For reasons that have never fully been explained, a horsepower increase is just not an option to fix what ails NASCAR’s seventh-generation Cup Series car and the sanctioning body is all-in on solving this problem through various tire experiments.
Wowed by the results of the spring race at Bristol, one in which a tremendous amount of tire falloff and speed disparity created a record number of passes, NASCAR is instead choosing to pursue compound changes instead of more aerodynamic tweaks.
There is the ongoing option tire experiment that began with the All-Star Race at North Wilkesboro, which did not immediately produce the hoped-for results due to a freshly paved surface and cooler nighttime conditions but they are trying again next month in the points-paying race at abrasive Richmond Raceway.
But there remains fears that either the option tire will either be not fast enough to create a meaningful difference or will have such a degree of fall-off to make the tire not viable over a lengthy green flag run. This is to say it remains an open question if this will ever work.
Joe Gibbs Racing No. 11 crew chief Chris Gabehart has been steadfast in his advocacy for NASCAR to either increase horsepower or narrow the width of the current tire compound, because this car just makes too much grip.
Too much grip means it’s easier to drive and that it creates less opportunity for speed disparity and passing opportunities.
“In my view what we’ve got to do is we got to make it harder,” Gabehart told Kevin Harvick on his Happy Hours YouTube show last month. “I think whether it’s more horsepower, smaller footprint on the tires which I think we could do by the way.

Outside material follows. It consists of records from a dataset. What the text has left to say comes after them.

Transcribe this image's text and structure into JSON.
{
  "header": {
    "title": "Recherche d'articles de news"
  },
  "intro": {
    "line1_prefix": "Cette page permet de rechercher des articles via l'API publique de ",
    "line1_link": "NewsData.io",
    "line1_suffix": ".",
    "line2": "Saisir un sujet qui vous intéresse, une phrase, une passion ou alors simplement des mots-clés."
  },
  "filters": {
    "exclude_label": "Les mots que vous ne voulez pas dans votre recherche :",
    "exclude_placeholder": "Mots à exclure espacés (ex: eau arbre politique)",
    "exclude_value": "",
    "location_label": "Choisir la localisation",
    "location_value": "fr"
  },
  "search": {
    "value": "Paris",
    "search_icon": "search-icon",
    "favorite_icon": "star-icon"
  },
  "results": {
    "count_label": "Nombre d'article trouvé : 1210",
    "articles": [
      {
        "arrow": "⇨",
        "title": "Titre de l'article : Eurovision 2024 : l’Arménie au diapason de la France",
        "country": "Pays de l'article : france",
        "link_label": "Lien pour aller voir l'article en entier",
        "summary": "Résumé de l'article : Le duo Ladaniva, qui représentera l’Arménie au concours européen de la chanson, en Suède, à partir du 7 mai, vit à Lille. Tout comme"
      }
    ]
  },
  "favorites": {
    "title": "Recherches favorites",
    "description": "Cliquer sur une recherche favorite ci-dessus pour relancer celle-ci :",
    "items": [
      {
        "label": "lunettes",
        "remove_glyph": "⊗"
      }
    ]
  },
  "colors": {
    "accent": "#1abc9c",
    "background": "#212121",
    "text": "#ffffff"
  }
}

All of the revisions that we’ve made to this car, how big a deal would it be to make a two-inch narrow wheel from the inside and make the footprint on the tire smaller.
“We simply have a horsepower grip ratio imbalance. Knocked out 100 horsepower. We went to a wider tire, went to independent rear suspension, we increased grip, decreased horsepower. That’s too easy for you. That’s too easy for the race teams. And therefore, the physics disadvantage from however you line up on the track given the scenario, is harder to overcome.”
Cliff Daniels echoed that sentiment when asked in Chicago about what NASCAR planned to do at Richmond.
“Chris Gabehart, in my opinion, has articulated this very well, where the cars are just overly-gripped and under-powered,” Daniels said. “So how do you solve that?
“Certainly, adding a higher grip tire with some fall-off is an interesting way to do it. But at the end of the day, if we had less of a tire footprint to work with or a higher horsepower footprint (which will) get us over the limit of the tire to where right now, we’re not.”
The hope is that the option tire is directionally positive, but what if it isn’t? Is there an appetite to do what Gabehart and Daniels have suggested?
Brad Keselowski also said what Gabehart expressed back in the spring before the Bristol race.
“The car takes considerably less discipline to drive,” Keselowski said. “That’s probably the biggest frustration, especially for drivers who raced in this series 10 years ago. We remember coming to tracks like Bristol, or my goodness, Martinsville, where you could never go full throttle. It took a really disciplined approach to how you drove the car and everything around it.”
So is Keselowski, who also co-owns a Cup Series team with Jack Roush and the Fenway Sports Group open to the costs associated with new wheels?
“Yeah, why not,” he said. “The engineering challenge is probably beyond my ability to solve. I’m certainly open to it.”
Why, because this car makes too much grip.
“Yeah, it connects back to the discipline required to drive the car, which is a factor of the grip level of the car and that’s power versus tire,” Keselowski said. “So this is just changing the equation. You can achieve this one of two ways, increase the power or decrease grip through the tire and the surface patch.”
Meanwhile, that same weekend, Denny Hamlin, co-owner of 23XI Racing with Michael Jordan, says he did not want to incur the cost and was still an advocate for a horsepower increase.
“I do not want to do that,” Hamlin said. “Yeah, cost, and then you have to redevelop the tire again and we have to do tire testing. I would not want to do that from an ownership standpoint for sure.”
So, what does NASCAR senior vice president of competition Elton Sawyer think? Sportsnaut posed the question on Tuesday during a media session at NASCAR Productions in Concord, North Carolina.
“I would say that nothing is off the table,” Sawyer said. “We have been consistent in our messaging about our short track package. We’ve concluded that this tire is going to move the needle quicker than anything else and be the most efficient way to get there.
“There’s obviously more that goes into that than just the tire. There’s the wheel. We think, with the way we’re working with Goodyear, that doing it through the compound is going to be the most efficient way for all.”
Keep in mind that this is the final year of NASCAR’s current agreement with all its single source supplier partners, including wheel manufacturer BBS.
If there was any chance to make a change to the wheels needed to have these tires, this would be the year but teams, the league and the manufacturer would have to agree to it.